STRG (Metroid Prime 3): Difference between revisions
>Aruki (Created page with "''See STRG (File Format) for the other revisions of this format.'' The '''STRG format''' in Metroid Prime 3 is another update to the STRG format, used both in Prime 3 as...") |
(No difference)
|
Revision as of 18:09, 29 May 2015
See STRG (File Format) for the other revisions of this format.
The STRG format in Metroid Prime 3 is another update to the STRG format, used both in Prime 3 as well as Donkey Kong Country Returns. The most significant change from the Echoes STRG format is that the string encoding was changed from UTF-16 to UTF-8. There was also a more robust system for string offsets implemented, allowing for the same string of text to be reused for multiple languages if the string is identical in both.
Format
The header should be familiar to you if you've worked with the Prime 1/2 STRG format in the past. It remains unchanged.
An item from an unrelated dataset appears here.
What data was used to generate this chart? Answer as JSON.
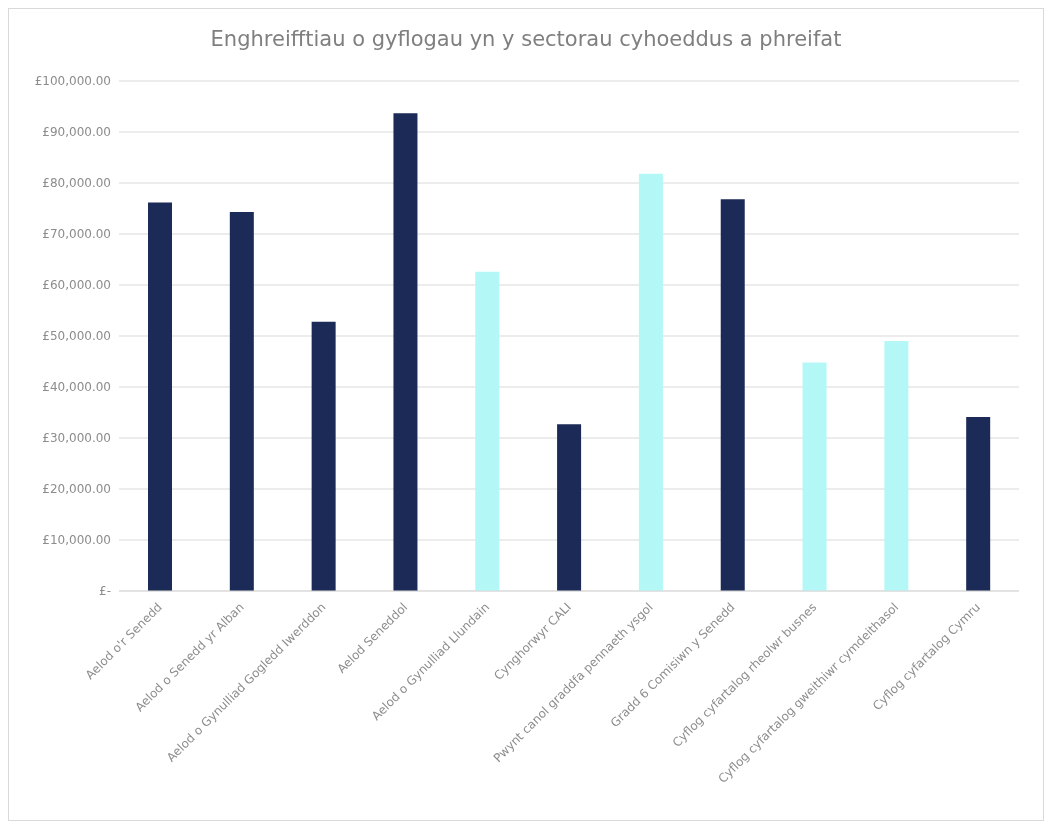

Offset | Type | Size | Description |
---|---|---|---|
0x0 | u32 | 4 | Magic; always 0x87654321 |
0x4 | u32 | 4 | Version; see hub article |
0x8 | u32 | 4 | Language count |
0xC | u32 | 4 | String count |
0x10 | End of header |
String Names
The next part of the file is a table that allows names to be assigned to strings. It's identical to the name table structure from Echoes.
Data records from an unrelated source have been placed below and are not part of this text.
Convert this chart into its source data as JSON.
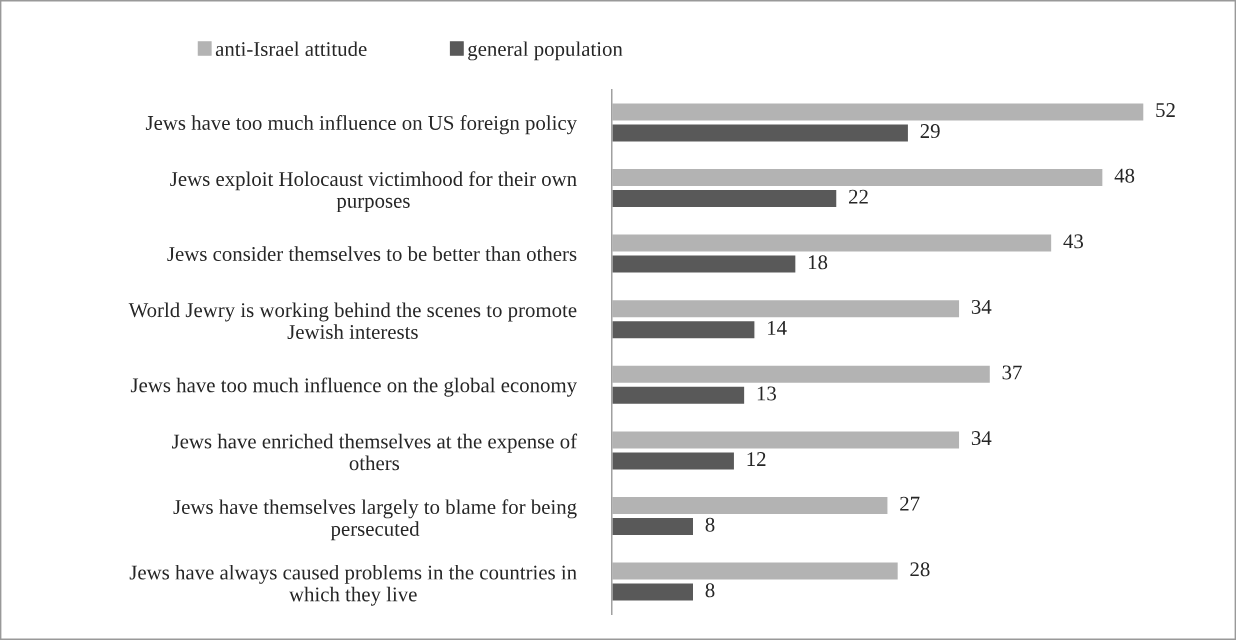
{
  "chart_data": {
    "type": "bar",
    "orientation": "horizontal",
    "categories": [
      "Jews have too much influence on US foreign policy",
      "Jews exploit Holocaust victimhood for their own\npurposes",
      "Jews consider themselves to be better than others",
      "World Jewry is working behind the scenes to promote\nJewish interests",
      "Jews have too much influence on the global economy",
      "Jews have enriched themselves at the expense of\nothers",
      "Jews have themselves largely to blame for being\npersecuted",
      "Jews have always caused problems in the countries in\nwhich they live"
    ],
    "series": [
      {
        "name": "anti-Israel attitude",
        "color": "#b3b3b3",
        "values": [
          52,
          48,
          43,
          34,
          37,
          34,
          27,
          28
        ]
      },
      {
        "name": "general population",
        "color": "#595959",
        "values": [
          29,
          22,
          18,
          14,
          13,
          12,
          8,
          8
        ]
      }
    ],
    "data_labels": true,
    "legend": "top",
    "grid": false,
    "tick_labels": "y"
  }
}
Offset | Size | Description |
---|---|---|
0x0 | 4 | Name count |
0x4 | 4 | Name table size |
0x8 | Name entries begin |
Each entry is structured as follows:
Offset | Size | Description |
---|---|---|
0x0 | 4 | Name offset (relative to after the name table size value) |
0x4 | 4 | String index - this is the string number that the name is associated with |
0x8 | End of entry |
After every name entry comes all the names in the form of a large UTF-8 string array. The names are zero-terminated, and they're sorted in alphabetical order; the sorting is case-sensitive, so 'Z' will appear before 'a'.
Languages
Next is a segment that defines which languages are included by the file and where their strings are. This section of the file starts with one fourCC for each supported language. Then this small structure repeats per language:
Offset | Type | Size | Description |
---|---|---|---|
0x0 | u32 | 4 | Language size; this is the combined size of each string this language uses |
0x4 | u32[] | 4 × string count | String offsets; relative to the start of the first string |
Strings
Finally, the actual string data. Each string is composed of a 32-bit size followed by UTF-8 Unicode string data.